Peers should be probed via their gluster hostnames, while ensuring that gluster peer status contains only addresses and hostnames that are dedicated for gluster on each node. Same goes for adding bricks, creating a volume etc.

This way, no communication (except gluster one) should be allowed through gluster dedicated vlan. To be on the safe side, we can also force gluster to listen only on dedicated interfaces via transport.socket.bind-address option (haven't tried this one, will do).

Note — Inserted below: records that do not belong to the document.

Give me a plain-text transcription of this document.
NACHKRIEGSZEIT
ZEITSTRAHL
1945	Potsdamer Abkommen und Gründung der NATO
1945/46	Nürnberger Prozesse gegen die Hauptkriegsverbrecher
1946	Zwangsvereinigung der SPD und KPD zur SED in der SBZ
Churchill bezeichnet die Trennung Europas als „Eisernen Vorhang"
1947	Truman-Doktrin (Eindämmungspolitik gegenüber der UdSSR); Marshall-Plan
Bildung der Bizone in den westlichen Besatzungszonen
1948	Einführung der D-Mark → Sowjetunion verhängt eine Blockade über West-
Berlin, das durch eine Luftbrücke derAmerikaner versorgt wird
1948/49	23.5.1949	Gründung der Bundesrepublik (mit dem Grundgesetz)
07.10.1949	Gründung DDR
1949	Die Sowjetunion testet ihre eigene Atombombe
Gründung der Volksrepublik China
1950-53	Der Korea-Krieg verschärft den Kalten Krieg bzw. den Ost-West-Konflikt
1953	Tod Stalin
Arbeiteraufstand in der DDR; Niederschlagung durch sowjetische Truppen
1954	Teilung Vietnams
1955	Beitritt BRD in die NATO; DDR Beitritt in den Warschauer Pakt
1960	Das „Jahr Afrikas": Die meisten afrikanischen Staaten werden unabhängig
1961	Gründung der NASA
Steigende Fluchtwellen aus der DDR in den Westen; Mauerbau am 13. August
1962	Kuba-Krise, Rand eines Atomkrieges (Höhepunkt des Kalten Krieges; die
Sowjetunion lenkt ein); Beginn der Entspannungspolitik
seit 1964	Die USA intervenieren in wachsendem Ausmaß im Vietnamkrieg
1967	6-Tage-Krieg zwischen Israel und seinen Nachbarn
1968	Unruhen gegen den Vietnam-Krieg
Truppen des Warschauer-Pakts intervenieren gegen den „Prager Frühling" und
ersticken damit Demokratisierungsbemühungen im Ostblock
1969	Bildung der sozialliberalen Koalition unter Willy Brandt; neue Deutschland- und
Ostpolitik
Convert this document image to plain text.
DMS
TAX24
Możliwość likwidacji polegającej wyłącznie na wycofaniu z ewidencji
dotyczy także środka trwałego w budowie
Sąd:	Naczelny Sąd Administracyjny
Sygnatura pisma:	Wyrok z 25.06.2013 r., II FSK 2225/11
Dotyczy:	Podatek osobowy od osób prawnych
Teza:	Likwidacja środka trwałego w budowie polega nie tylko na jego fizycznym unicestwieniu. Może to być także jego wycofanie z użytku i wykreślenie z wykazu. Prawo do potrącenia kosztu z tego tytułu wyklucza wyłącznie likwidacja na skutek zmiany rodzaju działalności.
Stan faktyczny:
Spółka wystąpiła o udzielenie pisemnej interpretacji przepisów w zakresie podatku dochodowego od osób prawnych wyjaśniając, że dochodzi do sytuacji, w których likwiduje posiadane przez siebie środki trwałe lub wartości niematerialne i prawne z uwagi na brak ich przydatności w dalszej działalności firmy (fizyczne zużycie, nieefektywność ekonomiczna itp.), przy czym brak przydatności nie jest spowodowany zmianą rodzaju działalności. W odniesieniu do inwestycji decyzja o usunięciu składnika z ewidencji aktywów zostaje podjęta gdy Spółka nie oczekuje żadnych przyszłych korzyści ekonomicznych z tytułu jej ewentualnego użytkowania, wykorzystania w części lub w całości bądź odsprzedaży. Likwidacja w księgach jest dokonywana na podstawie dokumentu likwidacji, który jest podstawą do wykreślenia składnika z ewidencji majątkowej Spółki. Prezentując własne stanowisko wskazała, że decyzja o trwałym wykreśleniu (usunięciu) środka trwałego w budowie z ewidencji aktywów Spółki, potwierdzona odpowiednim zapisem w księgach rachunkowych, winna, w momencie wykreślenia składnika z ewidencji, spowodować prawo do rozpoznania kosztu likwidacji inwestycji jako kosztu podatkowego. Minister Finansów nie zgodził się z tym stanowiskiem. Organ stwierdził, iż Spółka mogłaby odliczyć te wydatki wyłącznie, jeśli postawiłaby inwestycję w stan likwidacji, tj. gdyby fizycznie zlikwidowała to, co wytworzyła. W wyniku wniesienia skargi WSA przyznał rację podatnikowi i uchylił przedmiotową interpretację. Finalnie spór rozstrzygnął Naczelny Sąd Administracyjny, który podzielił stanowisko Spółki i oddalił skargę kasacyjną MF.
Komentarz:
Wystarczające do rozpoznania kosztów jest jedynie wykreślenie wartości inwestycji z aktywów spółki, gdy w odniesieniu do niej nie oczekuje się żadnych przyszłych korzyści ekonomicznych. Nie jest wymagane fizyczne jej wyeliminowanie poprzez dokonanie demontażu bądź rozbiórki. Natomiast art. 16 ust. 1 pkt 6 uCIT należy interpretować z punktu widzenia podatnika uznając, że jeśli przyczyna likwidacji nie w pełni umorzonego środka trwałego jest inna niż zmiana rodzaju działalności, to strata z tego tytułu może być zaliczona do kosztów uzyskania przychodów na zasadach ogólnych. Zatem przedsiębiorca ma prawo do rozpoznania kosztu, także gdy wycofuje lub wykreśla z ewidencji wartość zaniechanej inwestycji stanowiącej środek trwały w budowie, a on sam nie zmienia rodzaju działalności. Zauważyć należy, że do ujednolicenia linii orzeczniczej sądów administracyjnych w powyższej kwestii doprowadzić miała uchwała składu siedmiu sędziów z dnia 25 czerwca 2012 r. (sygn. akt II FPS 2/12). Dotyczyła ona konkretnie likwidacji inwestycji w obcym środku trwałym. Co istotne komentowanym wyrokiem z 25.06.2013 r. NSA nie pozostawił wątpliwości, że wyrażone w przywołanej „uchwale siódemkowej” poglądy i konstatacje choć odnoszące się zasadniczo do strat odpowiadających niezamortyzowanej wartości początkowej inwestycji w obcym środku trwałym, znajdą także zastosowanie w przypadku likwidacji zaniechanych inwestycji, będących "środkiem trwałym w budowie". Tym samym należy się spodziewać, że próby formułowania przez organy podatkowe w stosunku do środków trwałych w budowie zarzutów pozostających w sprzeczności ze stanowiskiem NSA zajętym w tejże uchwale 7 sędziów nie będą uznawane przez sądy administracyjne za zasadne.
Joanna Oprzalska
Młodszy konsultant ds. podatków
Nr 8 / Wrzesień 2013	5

Separation of gluster (or in the future any storage network), live migration network, vm and management network is always a good thing. Perhaps, we could manage failover of those networks within oVirt, ie. in case lm network is down - use gluster network for lm and vice versa. Cool candidate for an RFE, but first we need this supported within gluster itself. This may prove useful when there is not enough NIC's available to do a bond beneath every defined network. But we can still separate traffic and provide failover by selecting multiple networks without actually doing any load balancing between the two.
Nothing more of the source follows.